そして、しばらく待つと扉が少し開き隙間からグスタフの姿が見えた。
「‥‥何だ?」
「初めまして、クルメタルの方から来た者です。少しお話を聞かせて‥‥」
「帰れ」
安則がクルメタルからの依頼できた事を言い終わる前に一言で切って捨てられ全員が言葉をなくした。
「「‥‥‥‥」」
「よし‥‥帰るか」
「帰ってどうするんのよ!?」
場を和ませようとしてレインウォーカー(
gc2524)が言い放った一言に冴城 アスカ(
gb4188)思わず突っ込んむ。
「‥‥あの爺さんで間違いないんだよな?」
クアッド・封(
gc0779)が来る前に熱心に資料を調べていた星月 歩(
gb9056)に訊ねる。
「えっ、ええ、間違いないです。何度も写真を見ましたから」
戸惑いはしたが自分達も子供の使いではないので引下るわけにはいかなかった。
「そう言わずにさおじいちゃん、悪いようにはしないから入れてくれないかなぁ?」
そう言ったレインをグスタフは目を細めて睨みながら言った。
「‥‥向うの格納庫が空いとる」
それだけ言うとグスタフは奥に引っ込んでしまう。後には規則正しい機械の動作音と冷たい風の音だけが傭兵達の耳に届いた。
●帰らぬ理由
「本当に頑固爺さんて感じね。説得は難しそうだわ」
ようやく、自分達が乗って来たKVを格納庫に駐機して一息入れながらアスカがそう口にする。
「確かに頑固親父と聞いてたがここまで前時代的だとはな」
恭也も溜息と共にそんな事を言う。
「しかし、部隊ぐるみで帰還拒否ねぇ。何の得があるんだか?」
カーディナルの言う通り普通なら社命を拒否して社員の印象が良くなる事はありえない。となれば何か理由はあるはずだとは全員が思った。
「しかし、部隊で撤退しないのに連絡に出るのビットナーだけというのは気になるな‥‥」
封はそう言ったがむしろ、別な違和感が彼の中では鎌首をもたげていた。
「まっ、何にせよ動いてみない事にはなぁ」
レインが言う通りここで自分達だけで考えても埒があかない。
「じゃあ、私は食堂に行ってみます。寒い場所ですからきっと温かい物がほしいでしょうし」
「なら、私も手伝うわよ」
食堂でボルシチでも作ろうと考えていた歩に実家が料理店だったアスカが手伝いを申し出る。
「それなら私はトールについてグスタフ氏と話してこよう。愛機の名前と同じで気になるのでね」
安則はトールについて会話する事でグスタフとの距離を詰める事にした。そして、それにアルフも同調する。

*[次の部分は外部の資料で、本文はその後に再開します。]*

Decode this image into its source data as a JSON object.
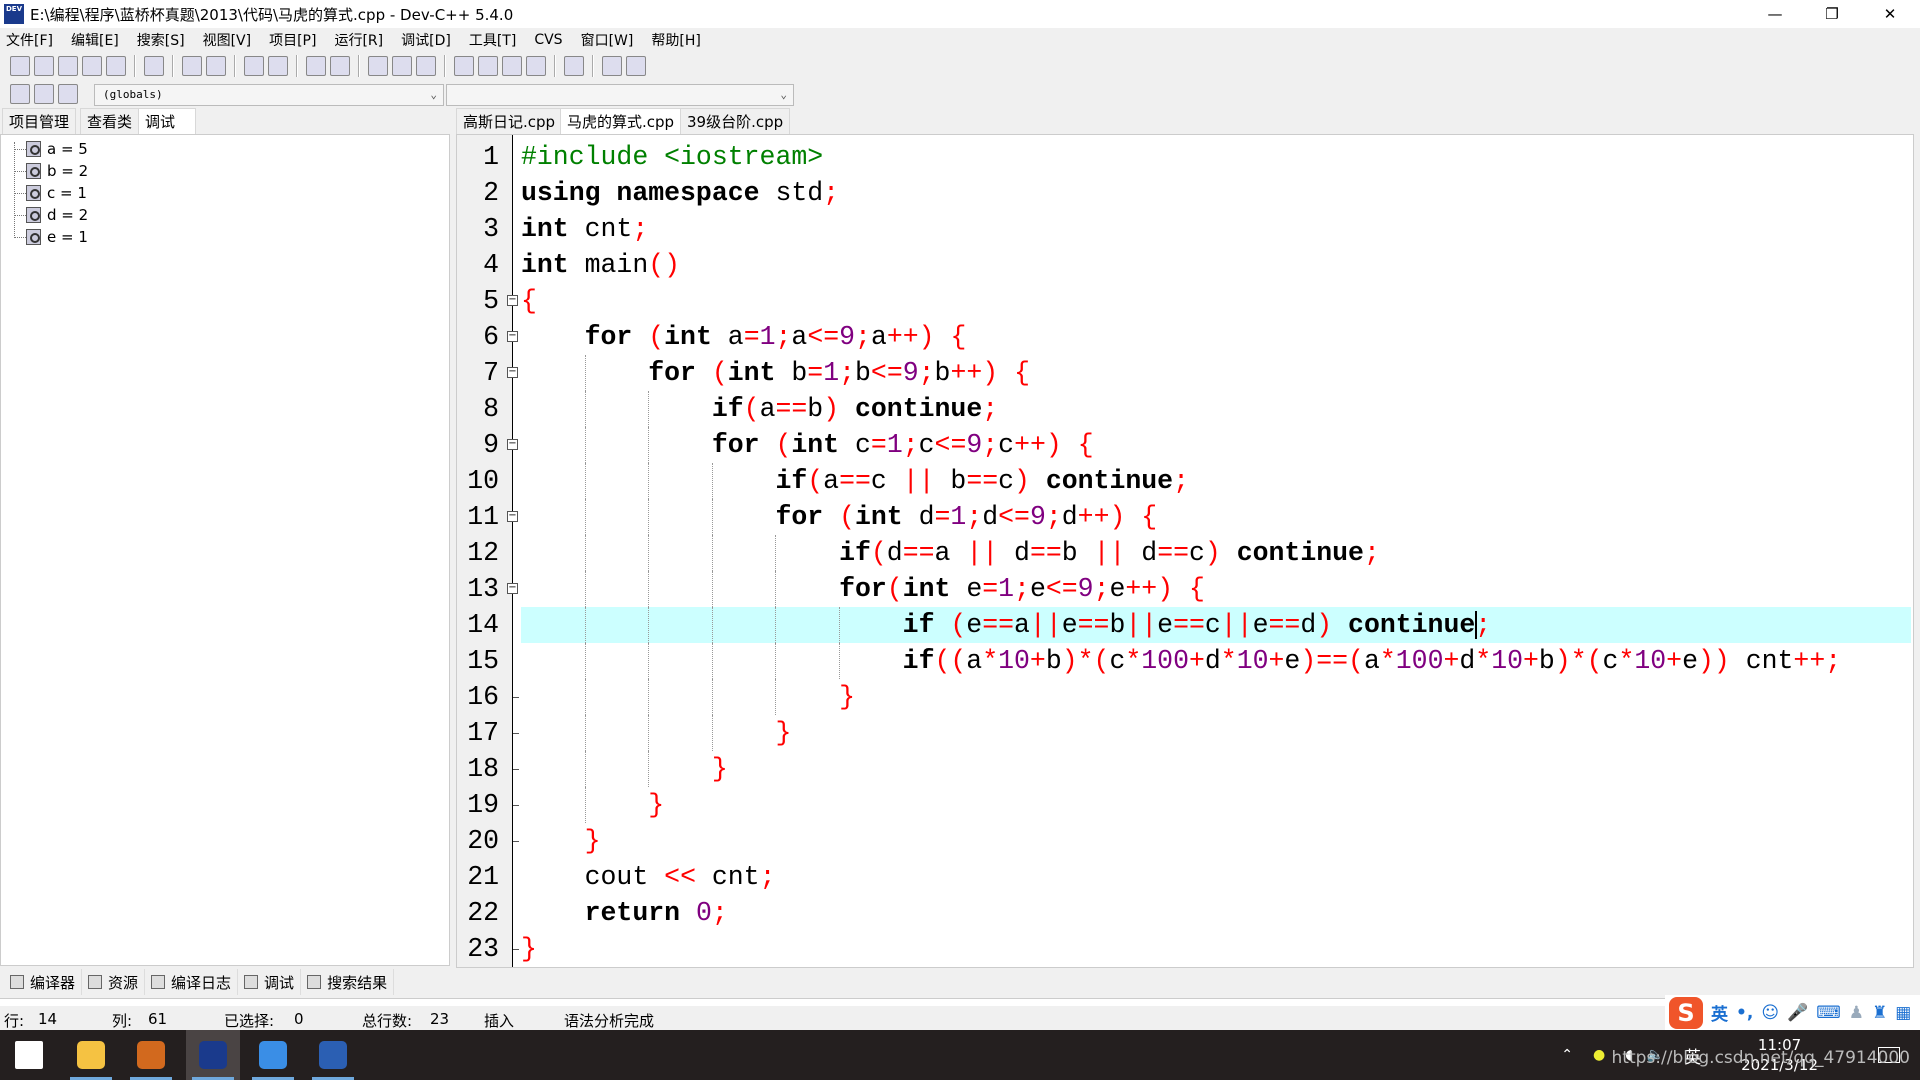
{
  "window": {
    "title": "E:\\编程\\程序\\蓝桥杯真题\\2013\\代码\\马虎的算式.cpp - Dev-C++ 5.4.0",
    "app_icon_text": "DEV"
  },
  "menu": [
    "文件[F]",
    "编辑[E]",
    "搜索[S]",
    "视图[V]",
    "项目[P]",
    "运行[R]",
    "调试[D]",
    "工具[T]",
    "CVS",
    "窗口[W]",
    "帮助[H]"
  ],
  "toolbar": [
    "new-file-icon",
    "open-file-icon",
    "save-icon",
    "save-all-icon",
    "close-file-icon",
    "|",
    "print-icon",
    "|",
    "undo-icon",
    "redo-icon",
    "|",
    "find-icon",
    "replace-icon",
    "|",
    "indent-icon",
    "unindent-icon",
    "|",
    "bookmark-prev-icon",
    "bookmark-next-icon",
    "goto-icon",
    "|",
    "compile-icon",
    "run-icon",
    "compile-run-icon",
    "rebuild-icon",
    "|",
    "syntax-check-icon",
    "|",
    "chart-icon",
    "stop-icon"
  ],
  "toolbar2": [
    "project-new-icon",
    "project-add-icon",
    "project-options-icon"
  ],
  "scope_combo": {
    "value": "(globals)"
  },
  "members_combo": {
    "value": ""
  },
  "left_tabs": [
    {
      "label": "项目管理"
    },
    {
      "label": "查看类"
    },
    {
      "label": "调试",
      "active": true
    }
  ],
  "watch": [
    "a = 5",
    "b = 2",
    "c = 1",
    "d = 2",
    "e = 1"
  ],
  "file_tabs": [
    {
      "label": "高斯日记.cpp"
    },
    {
      "label": "马虎的算式.cpp",
      "active": true
    },
    {
      "label": "39级台阶.cpp"
    }
  ],
  "code": {
    "lines": [
      "#include <iostream>",
      "using namespace std;",
      "int cnt;",
      "int main()",
      "{",
      "    for (int a=1;a<=9;a++) {",
      "        for (int b=1;b<=9;b++) {",
      "            if(a==b) continue;",
      "            for (int c=1;c<=9;c++) {",
      "                if(a==c || b==c) continue;",
      "                for (int d=1;d<=9;d++) {",
      "                    if(d==a || d==b || d==c) continue;",
      "                    for(int e=1;e<=9;e++) {",
      "                        if (e==a||e==b||e==c||e==d) continue;",
      "                        if((a*10+b)*(c*100+d*10+e)==(a*100+d*10+b)*(c*10+e)) cnt++;",
      "                    }",
      "                }",
      "            }",
      "        }",
      "    }",
      "    cout << cnt;",
      "    return 0;",
      "}"
    ],
    "current_line": 14,
    "current_col": 61,
    "fold_open_lines": [
      5,
      6,
      7,
      9,
      11,
      13
    ],
    "fold_end_lines": [
      16,
      17,
      18,
      19,
      20,
      23
    ],
    "colors": {
      "keyword": "#000000",
      "number": "#800080",
      "operator": "#ff0000",
      "preprocessor": "#008000",
      "current_line": "#ccffff"
    }
  },
  "bottom_tabs": [
    {
      "label": "编译器",
      "icon": "compiler-icon"
    },
    {
      "label": "资源",
      "icon": "resources-icon"
    },
    {
      "label": "编译日志",
      "icon": "compile-log-icon"
    },
    {
      "label": "调试",
      "icon": "debug-check-icon"
    },
    {
      "label": "搜索结果",
      "icon": "search-results-icon"
    }
  ],
  "status": {
    "row_label": "行:",
    "row": "14",
    "col_label": "列:",
    "col": "61",
    "sel_label": "已选择:",
    "sel": "0",
    "total_label": "总行数:",
    "total": "23",
    "mode": "插入",
    "message": "语法分析完成"
  },
  "ime": {
    "lang": "英",
    "punct": "•,"
  },
  "taskbar": {
    "apps": [
      "start-icon",
      "file-explorer-icon",
      "photo-app-icon",
      "devcpp-icon",
      "sogou-browser-icon",
      "word-icon"
    ],
    "tray_lang": "英",
    "time": "11:07",
    "date": "2021/3/12",
    "watermark": "https://blog.csdn.net/qq_47914000"
  }
}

「じゃっ、俺も安則さんと一緒についていかせてもらうよ」
こうして、大体のやる事が決まると早速行動に移る事にした。
「ごめんください」
歩とアスカは小さな食堂を見つけると持参した生鮮食品を持って厨房の方に足を踏み入れてみる。
「‥‥誰も居ないわね」
誰か居ないかと思ったのだが人の気配がなかった。しかも、暖房が入っていないのかやけに肌寒い。
「やれやれ、これじゃお肌がカサカサになっちゃうじゃない」
アスカが冗談めかして言いながらコンロの状態や戸棚の中身を調べていく。
「今、暖房入れますね‥‥あった、けど」
歩が見つけたのはコークスを使うストーブでそれはここが如何に僻地なのかという事を無言で物語っていた。

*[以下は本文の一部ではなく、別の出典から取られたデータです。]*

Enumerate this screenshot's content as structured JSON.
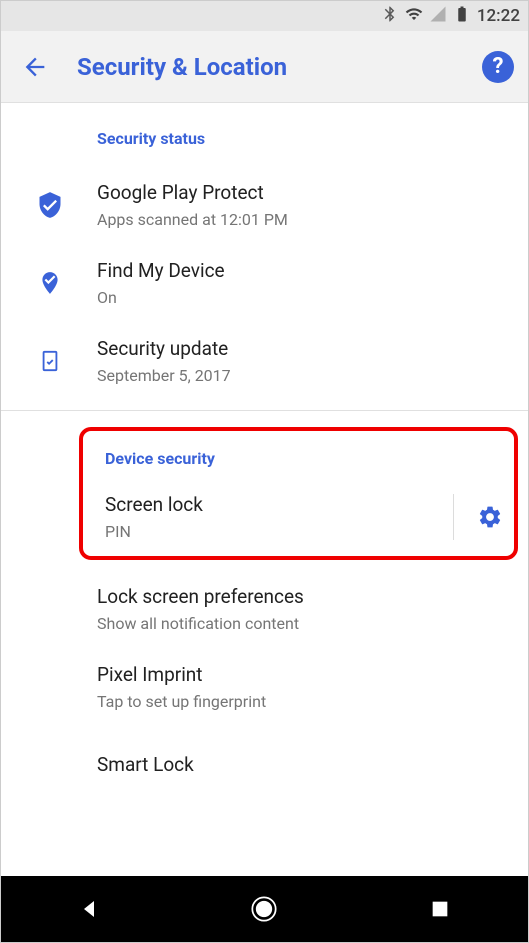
{
  "statusBar": {
    "time": "12:22"
  },
  "appBar": {
    "title": "Security & Location"
  },
  "sections": {
    "securityStatus": {
      "header": "Security status",
      "playProtect": {
        "title": "Google Play Protect",
        "subtitle": "Apps scanned at 12:01 PM"
      },
      "findMyDevice": {
        "title": "Find My Device",
        "subtitle": "On"
      },
      "securityUpdate": {
        "title": "Security update",
        "subtitle": "September 5, 2017"
      }
    },
    "deviceSecurity": {
      "header": "Device security",
      "screenLock": {
        "title": "Screen lock",
        "subtitle": "PIN"
      },
      "lockScreenPrefs": {
        "title": "Lock screen preferences",
        "subtitle": "Show all notification content"
      },
      "pixelImprint": {
        "title": "Pixel Imprint",
        "subtitle": "Tap to set up fingerprint"
      },
      "smartLock": {
        "title": "Smart Lock"
      }
    }
  }
}
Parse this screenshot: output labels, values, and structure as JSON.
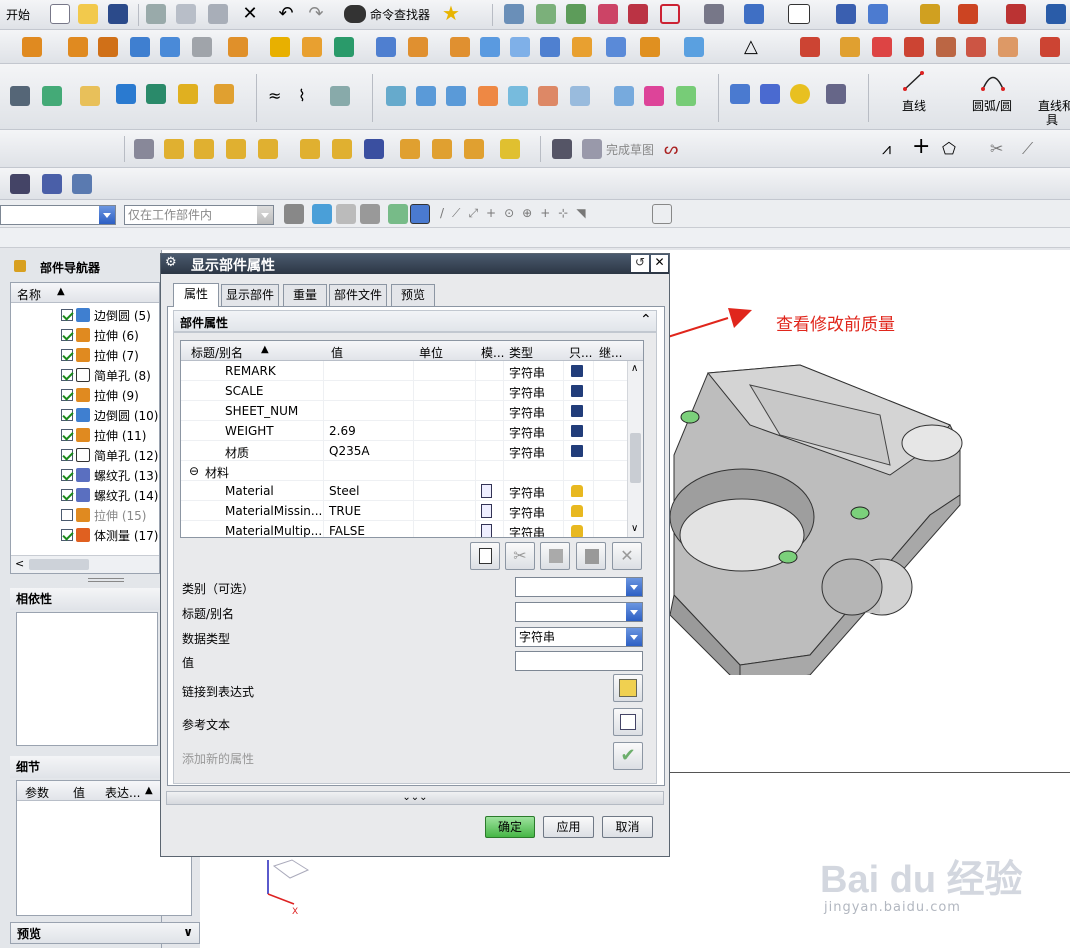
{
  "toolbar": {
    "start_label": "开始",
    "cmd_finder_label": "命令查找器",
    "finish_sketch_label": "完成草图",
    "line_label": "直线",
    "arc_label": "圆弧/圆",
    "line_arc_label": "直线和",
    "line_arc_label2": "具",
    "filter_placeholder": "仅在工作部件内"
  },
  "navigator": {
    "title": "部件导航器",
    "col_name": "名称",
    "items": [
      {
        "label": "边倒圆 (5)",
        "checked": true
      },
      {
        "label": "拉伸 (6)",
        "checked": true
      },
      {
        "label": "拉伸 (7)",
        "checked": true
      },
      {
        "label": "简单孔 (8)",
        "checked": true
      },
      {
        "label": "拉伸 (9)",
        "checked": true
      },
      {
        "label": "边倒圆 (10)",
        "checked": true
      },
      {
        "label": "拉伸 (11)",
        "checked": true
      },
      {
        "label": "简单孔 (12)",
        "checked": true
      },
      {
        "label": "螺纹孔 (13)",
        "checked": true
      },
      {
        "label": "螺纹孔 (14)",
        "checked": true
      },
      {
        "label": "拉伸 (15)",
        "checked": false
      },
      {
        "label": "体测量 (17)",
        "checked": true
      }
    ],
    "dependencies_title": "相依性",
    "details_title": "细节",
    "details_cols": [
      "参数",
      "值",
      "表达..."
    ],
    "preview_title": "预览"
  },
  "dialog": {
    "title": "显示部件属性",
    "tabs": [
      "属性",
      "显示部件",
      "重量",
      "部件文件",
      "预览"
    ],
    "section_title": "部件属性",
    "grid_cols": [
      "标题/别名",
      "值",
      "单位",
      "模...",
      "类型",
      "只...",
      "继..."
    ],
    "rows": [
      {
        "name": "REMARK",
        "value": "",
        "type": "字符串"
      },
      {
        "name": "SCALE",
        "value": "",
        "type": "字符串"
      },
      {
        "name": "SHEET_NUM",
        "value": "",
        "type": "字符串"
      },
      {
        "name": "WEIGHT",
        "value": "2.69",
        "type": "字符串"
      },
      {
        "name": "材质",
        "value": "Q235A",
        "type": "字符串"
      },
      {
        "name": "材料",
        "value": "",
        "type": ""
      },
      {
        "name": "Material",
        "value": "Steel",
        "type": "字符串"
      },
      {
        "name": "MaterialMissin...",
        "value": "TRUE",
        "type": "字符串"
      },
      {
        "name": "MaterialMultip...",
        "value": "FALSE",
        "type": "字符串"
      }
    ],
    "category_label": "类别（可选）",
    "alias_label": "标题/别名",
    "datatype_label": "数据类型",
    "datatype_value": "字符串",
    "value_label": "值",
    "link_label": "链接到表达式",
    "ref_label": "参考文本",
    "add_label": "添加新的属性",
    "ok_label": "确定",
    "apply_label": "应用",
    "cancel_label": "取消"
  },
  "annotation": {
    "text": "查看修改前质量",
    "color": "#e0261c"
  },
  "watermark": {
    "brand": "Bai du 经验",
    "url": "jingyan.baidu.com"
  }
}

なんとか、ストーブに火を入れて歩が戻るとアスカが流し台に並べた缶詰や調理道具を前に難しい顔をしていた。
「どうしたんですか?」
「いや、これをがね‥‥」
そう言ってアスカが缶詰の蓋の辺りを指でなぞって見せると薄らと積った埃が取れる。
「それが?」
「他にも食料とか量はあるんだけど残ってる物に偏りがね」
レトルトのようなすぐに食べられる物に比べてある程度の調理が必要な物の数が多いのだ。
「そういえば、お爺さんにはすぐ会えたのに他の人にはお会いしてませんね」
しかも、二人が今いる場所は食堂という生活するには欠かせない空間だが来るまでに誰とも会えていない。
「「‥‥‥‥」」
二人の間に重い沈黙が落ちてくる。
「と、とりあえず、気を取り直してお料理しましょう!」
「そうね」
そうして、二人はボルシチ等の調理に取り掛かる。しかし、仲間が来るまで他の人間がこの場を訪れる事はなかった。
「ふぇ〜、でかいねぇ」
「ゼカリアよりも一回りか二回りほど大きいな」
格納庫に来たアルフ、安則、カーディナルは一体だけ鉄柱とコンクリートで出来た空間に佇む雷神の名を冠したKVを見上げていた。そして、その足元でグスタフが作業をしていた。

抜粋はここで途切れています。